Processo Lidia Macchi, caustico ricorso della difesa di Binda

Controdeduzioni in 211 pagine di osservazioni. Si comincia con il Sert

L’imputato Stefano Binda

L’imputato Stefano Binda

Milano, 3 ottobre 2018 - Non c'è un solo indizio che porti a Stefano Binda come all’assassino, il massacratore di Lidia Macchi, la studentessa varesina assassinata con 29 coltellate, la sera del 5 gennaio 1987, sulla collina del Sass Pinì a Cittiglio. Sono 211 le pagine del ricorso in appello depositato dai difensori Patrizia Esposito e Sergio Martelli. Pagine dense di osservazioni, irte anche di spunti polemici, una rivisitazione globale della sentenza, con cui, lo scorso 24 aprile, la Corte d’Assise di Varese, presieduta dal giudice Orazio Muscatoha condannato all’ergastolo il cinquantunenne di Brebbia. Un’osservazione nuova e anche questa intinta nella polemica: contrariamente a quanto scrive la sentenza, la sera dell’omicidio Binda non poteva trovarsi nei pressi del Sert di Cittiglio e quindi dell’ospedale dove Lidia era in visita a un’amica. Per una ragione molto semplice: all’epoca il Sert non esisteva ancora. Secondo i giudici di primo grado «costituisce fatto notorio che le sedi del Sert siano luoghi di spaccio, dove i venditori di sostanze stupefacenti si recano abitualmente poiché sanno di trovarvi soggetti in astinenza». «Stefano Binda - si legge ancora nelle motivazioni della sentenza - voleva acquistare della sostanza stupefacente e si era recato davanti al Sert di Cittiglio, quello più vicino o tra i più vicini a Brebbia, per incontrare il suo pusher».
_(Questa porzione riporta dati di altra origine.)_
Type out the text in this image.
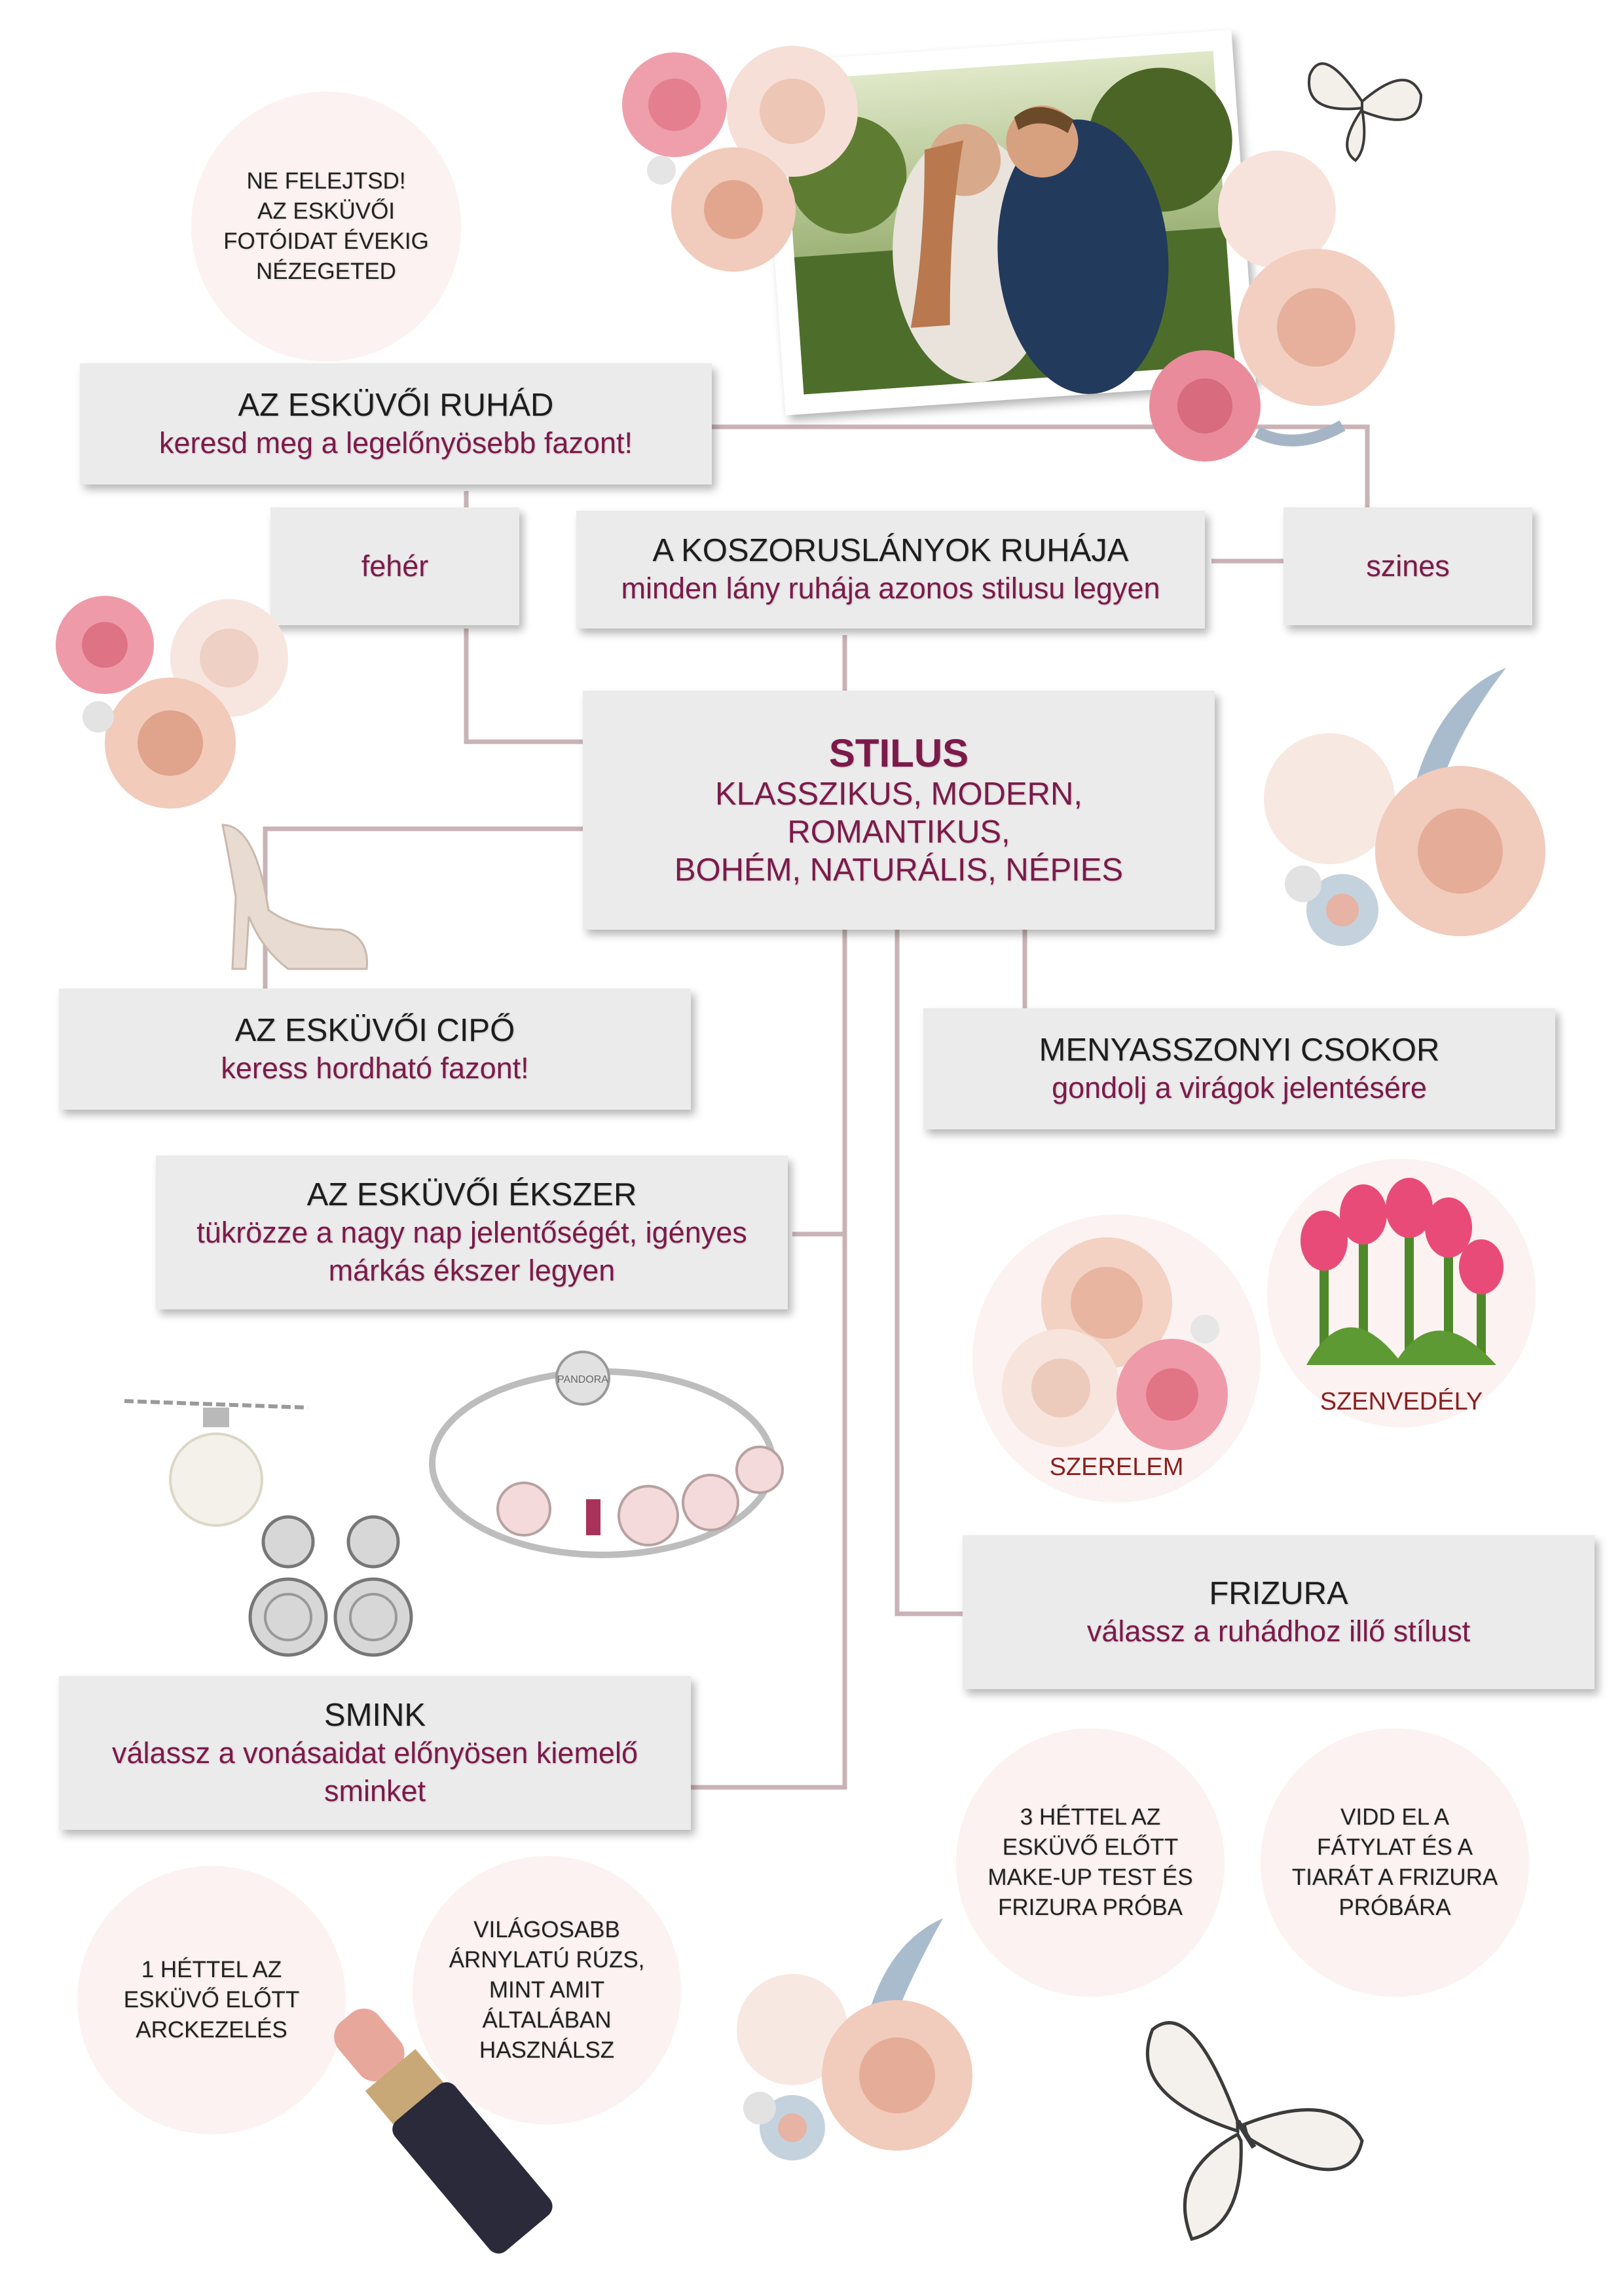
NE FELEJTSD!
AZ ESKÜVŐI
FOTÓIDAT ÉVEKIG
NÉZEGETED
AZ ESKÜVŐI RUHÁD
keresd meg a legelőnyösebb fazont!
fehér	A KOSZORUSLÁNYOK RUHÁJA
minden lány ruhája azonos stilusu legyen
szines
STILUS
KLASSZIKUS, MODERN, ROMANTIKUS,
BOHÉM, NATURÁLIS, NÉPIES
AZ ESKÜVŐI CIPŐ
keress hordható fazont!
MENYASSZONYI CSOKOR
gondolj a virágok jelentésére
AZ ESKÜVŐI ÉKSZER
tükrözze a nagy nap jelentőségét, igényes
márkás ékszer legyen
SZERELEM
SZENVEDÉLY
PANDORA
FRIZURA
válassz a ruhádhoz illő stílust
SMINK
válassz a vonásaidat előnyösen kiemelő
sminket
3 HÉTTEL AZ
ESKÜVŐ ELŐTT
MAKE-UP TEST ÉS
FRIZURA PRÓBA
VIDD EL A
FÁTYLAT ÉS A
TIARÁT A FRIZURA
PRÓBÁRA
1 HÉTTEL AZ
ESKÜVŐ ELŐTT
ARCKEZELÉS
VILÁGOSABB
ÁRNYLATÚ RÚZS,
MINT AMIT
ÁLTALÁBAN
HASZNÁLSZ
La difesa articola la sua obiezione. Il Sert, Servizio per le tossicodipendenze, viene istituito in Italia con la legge 162 del 26 giugno 1990, il decreto del presidente della Repubblica è dell’ottobre successivo. In Lombardia in un primo tempo nascono i Not, Nucleo operativo per le tossicodipendenze; quello di Cittiglio è dentro l’ospedale. La palazzina all’esterno, secondo i difensori di Binda, risale al ’97 o ‘98.

Non mancano altre osservazioni critiche. La prosa anonima “In morte di un’amica”, recapitata alla famiglia Macchi il 10 gennaio 1987, giorno dei funerali di Lidia è attribuita dalla consulenza grafologica della procura generale alla mano di Binda. La grafologia, ribatte la difesa, non è una scienza esatta e fra le due scritture esistono forti differenze. Binda sostiene di avere partecipato alla vacanza-studio di Gioventù Studentesca a Pragelato dall’1 al 6 gennaio 1987: tre testi confermano la sua presenza. I difensori hanno ripercorso l’imponente materiale cartaceo; agende, appunti, sequestrato nell’abitazione di Binda. L’agenda da cui sarebbe stato staccato il foglietto di “In morte di un’amica” al tempo era ampiamente commercializzato. Quello con annotato “Stefano è un barbaro assassino” esce da un’agenda del 1986 quando Lidia era ancora viva e la grafia non è quella dell’uomo condannato. Infine, i quattro capelli attorcigliati attorno ai peli pubici della vittima appartengono, presumibilmente, all’assassino. Non sono di Stefano Binda.